Ce ne fut pas toujours le feu d'artifice attendu, du moins cela mit un moment à le devenir. Mais ce fut un énorme match de tennis, physique, tactique, dramatique, empreint de tension et de retournements de situation. Longtemps crispé par l'enjeu, lent à mettre en route son rouleau compresseur habituel et mené deux sets à un, Carlos Alcaraz a fini par trouver la faille pour s'imposer en cinq sets face à Jannik Sinner (2/6, 6/3, 3/6, 6/4, 6/3 en 4h09), se qualifiant ainsi pour sa première finale à Roland-Garros.
Alcaraz, une féroce délivrance
À l'issue d'un très gros combat physique, l'Espagnol - mené deux sets à un - est sorti vainqueur en cinq sets du duel très attendu face à Jannik Sinner.

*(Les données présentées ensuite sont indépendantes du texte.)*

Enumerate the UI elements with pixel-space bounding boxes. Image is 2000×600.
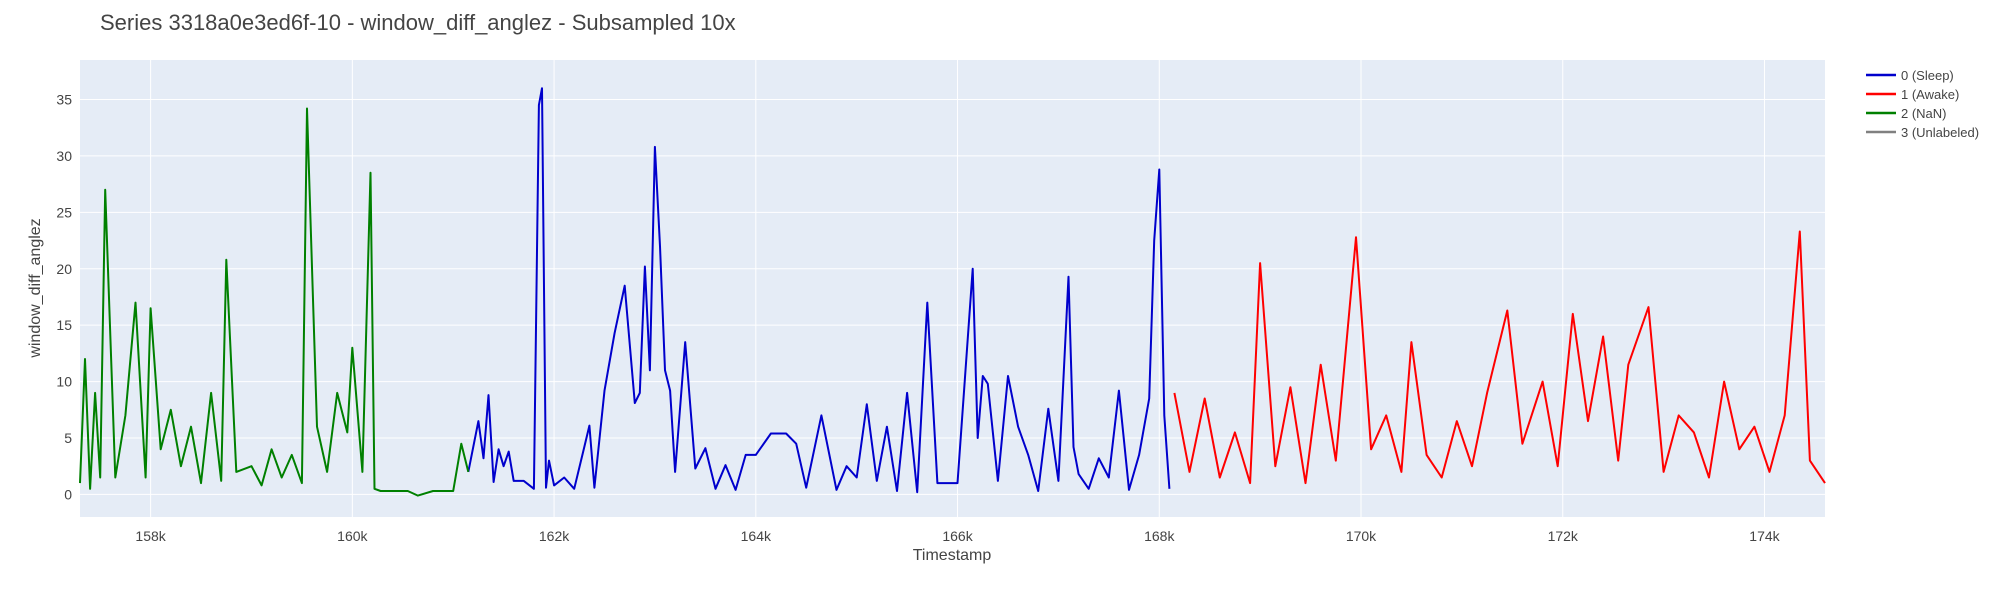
y-tick-label: 15 [56, 317, 72, 333]
series-line-0 [467, 87, 1171, 494]
y-tick-label: 25 [56, 204, 72, 220]
grid [80, 60, 1825, 517]
x-tick-label: 166k [942, 528, 973, 544]
y-tick-label: 0 [64, 486, 72, 502]
legend-item-0[interactable]: 0 (Sleep) [1866, 68, 1954, 83]
y-axis-ticks: 0 5 10 15 20 25 30 35 [56, 91, 72, 502]
legend[interactable]: 0 (Sleep) 1 (Awake) 2 (NaN) 3 (Unlabeled) [1866, 68, 1979, 140]
x-tick-label: 164k [741, 528, 772, 544]
x-tick-label: 160k [337, 528, 368, 544]
x-axis-ticks: 158k 160k 162k 164k 166k 168k 170k 172k 174k [135, 528, 1780, 544]
legend-label: 0 (Sleep) [1901, 68, 1954, 83]
plot-area [80, 60, 1825, 517]
legend-label: 2 (NaN) [1901, 106, 1947, 121]
chart-title: Series 3318a0e3ed6f-10 - window_diff_ang… [100, 10, 736, 35]
x-tick-label: 158k [135, 528, 166, 544]
y-tick-label: 30 [56, 148, 72, 164]
x-tick-label: 170k [1346, 528, 1377, 544]
y-tick-label: 5 [64, 430, 72, 446]
series-line-2 [79, 107, 470, 497]
y-tick-label: 20 [56, 261, 72, 277]
legend-item-3[interactable]: 3 (Unlabeled) [1866, 125, 1979, 140]
y-axis-title: window_diff_anglez [27, 218, 44, 358]
x-tick-label: 162k [539, 528, 570, 544]
legend-label: 1 (Awake) [1901, 87, 1959, 102]
legend-item-2[interactable]: 2 (NaN) [1866, 106, 1947, 121]
y-tick-label: 35 [56, 91, 72, 107]
series-line-1 [1173, 230, 1826, 485]
series-lines [79, 87, 1826, 497]
x-axis-title: Timestamp [913, 547, 992, 564]
legend-item-1[interactable]: 1 (Awake) [1866, 87, 1959, 102]
x-tick-label: 168k [1144, 528, 1175, 544]
x-tick-label: 174k [1749, 528, 1780, 544]
y-tick-label: 10 [56, 374, 72, 390]
legend-label: 3 (Unlabeled) [1901, 125, 1979, 140]
x-tick-label: 172k [1548, 528, 1579, 544]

Il disputera sa première finale à Roland-Garros ce dimanche.
À 21 ans, Alcaraz - vainqueur de l'US Open 2022 et de Wimbledon en 2023 - est le plus jeune joueur à se qualifier pour trois finales du Grand Chelem sur trois surfaces différentes, battant ainsi le record d'Andre Agassi, qui avait 22 ans lorsqu'il a atteint ce cap à Wimbledon en 1992. Un nouveau record de précocité qui ne le comblera pas : ce qu'il voudra bien sûr, c'est remporter cette finale, dimanche, face à Alexander Zverev ou Casper Ruud.
Avant cela, il y avait un sacré écueil à passer avec cette demie que tout le monde attendait, la plus jeune dans une demi-finale de Grand Chelem depuis le Nadal - Murray de l'US Open 2008. Jannik Sinner, qui sera numéro un mondial lundi, et Carlos Alcaraz, qui sera son dauphin s'il l'emporte dimanche, ont écrit une nouvelle page d'or au grand livre de leur rivalité, qui semble décidément partie pour faire les beaux jours du tennis pendant de longues années.

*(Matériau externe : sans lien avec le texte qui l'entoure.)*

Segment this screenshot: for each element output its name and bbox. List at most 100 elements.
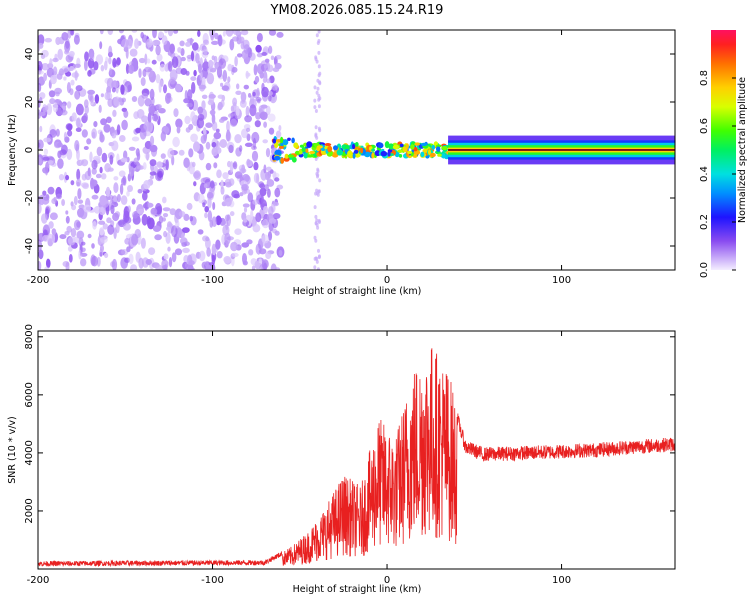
noise-blob (77, 188, 82, 200)
noise-blob (146, 58, 151, 64)
noise-blob (263, 64, 268, 69)
noise-blob (259, 111, 268, 120)
noise-blob (209, 109, 216, 116)
noise-blob (240, 30, 249, 36)
noise-blob (152, 39, 161, 47)
snr-line (38, 348, 675, 568)
noise-blob (75, 178, 82, 187)
noise-blob (145, 259, 152, 265)
tone-blob (352, 153, 356, 159)
streak-blob (317, 64, 321, 69)
noise-blob (48, 90, 56, 98)
noise-blob (84, 105, 89, 114)
noise-blob (211, 147, 218, 157)
noise-blob (75, 117, 81, 128)
noise-blob (99, 30, 104, 35)
streak-blob (317, 218, 321, 223)
noise-blob (181, 232, 185, 240)
noise-blob (112, 212, 120, 222)
streak-blob (313, 85, 317, 90)
noise-blob (120, 157, 128, 163)
tone-blob (380, 150, 388, 157)
noise-blob (84, 59, 88, 71)
noise-blob (249, 104, 257, 117)
noise-blob (84, 51, 89, 62)
noise-blob (224, 178, 232, 186)
noise-blob (213, 132, 222, 140)
noise-blob (165, 226, 171, 231)
noise-blob (261, 259, 269, 269)
noise-blob (163, 84, 167, 94)
noise-blob (110, 204, 115, 215)
noise-blob (261, 86, 269, 98)
tone-blob (441, 153, 446, 159)
noise-blob (159, 63, 166, 72)
noise-blob (261, 51, 268, 56)
noise-blob (261, 234, 270, 244)
noise-blob (74, 70, 78, 81)
noise-blob (158, 81, 162, 93)
noise-blob (205, 264, 212, 270)
noise-blob (89, 95, 94, 103)
noise-blob (204, 58, 207, 68)
noise-blob (187, 267, 195, 270)
noise-blob (175, 219, 180, 229)
noise-blob (78, 204, 85, 210)
noise-blob (123, 210, 130, 223)
noise-blob (160, 153, 166, 159)
noise-blob (169, 208, 176, 216)
noise-blob (51, 228, 57, 236)
tone-blob (282, 139, 289, 146)
streak-blob (313, 235, 317, 240)
noise-blob (81, 182, 89, 188)
streak-blob (315, 135, 319, 140)
noise-blob (239, 99, 247, 108)
noise-blob (108, 67, 113, 76)
tone-blob (413, 147, 418, 152)
noise-blob (126, 156, 130, 163)
noise-blob (235, 105, 240, 117)
tone-blob (430, 152, 436, 158)
noise-blob (239, 145, 243, 152)
noise-blob (190, 76, 197, 81)
noise-blob (93, 61, 99, 71)
noise-blob (143, 121, 152, 132)
noise-blob (192, 42, 199, 51)
noise-blob (268, 127, 275, 135)
noise-blob (199, 70, 203, 82)
noise-blob (45, 206, 50, 214)
noise-blob (171, 225, 178, 238)
noise-blob (127, 205, 131, 213)
noise-blob (52, 57, 59, 63)
noise-blob (229, 118, 238, 127)
noise-blob (102, 223, 109, 230)
colorbar-tick-label: 0.6 (699, 118, 710, 134)
noise-blob (267, 188, 271, 198)
noise-blob (148, 103, 156, 116)
noise-blob (162, 213, 169, 218)
noise-blob (62, 261, 70, 267)
noise-blob (137, 188, 143, 194)
noise-blob (91, 194, 99, 200)
figure-title: YM08.2026.085.15.24.R19 (270, 3, 444, 18)
noise-blob (185, 127, 191, 133)
noise-blob (150, 207, 158, 215)
noise-blob (230, 105, 234, 112)
noise-blob (242, 260, 248, 266)
noise-blob (63, 131, 68, 141)
x-tick-label: 100 (552, 575, 571, 586)
noise-blob (165, 159, 169, 171)
streak-blob (314, 214, 318, 219)
noise-blob (43, 194, 50, 201)
noise-blob (74, 140, 80, 152)
streak-blob (313, 205, 317, 210)
noise-blob (236, 83, 240, 90)
noise-blob (107, 30, 114, 36)
noise-blob (226, 236, 234, 241)
noise-blob (107, 98, 114, 107)
noise-blob (38, 76, 45, 86)
noise-blob (202, 76, 206, 85)
noise-blob (245, 70, 249, 79)
snr-panel: -200 -100 0 100 2000 4000 6000 8000 Height of s… (7, 324, 676, 595)
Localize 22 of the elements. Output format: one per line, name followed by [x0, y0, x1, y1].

Inconstant, illisible mais grandiose
On se souviendra longtemps de leur tout premier duel à Roland-Garros, qui fut moins titanesque que leur quart de finale de l'US Open 2022, mais qui, dans un autre style, a proposé tout ce que ce sport peut faire de beau. Bien sûr, on s'attendait à un scénario moins sinusoïdal : émaillé d'un total de douze breaks et de pratiquement autant de fautes directes (102) que de coups gagnants (104), ce match a mis longtemps à honorer toutes ses promesses, en termes de spectacle pur. Mais c'est dans cette alternance du meilleur et du pire que la beauté a fini par jaillir.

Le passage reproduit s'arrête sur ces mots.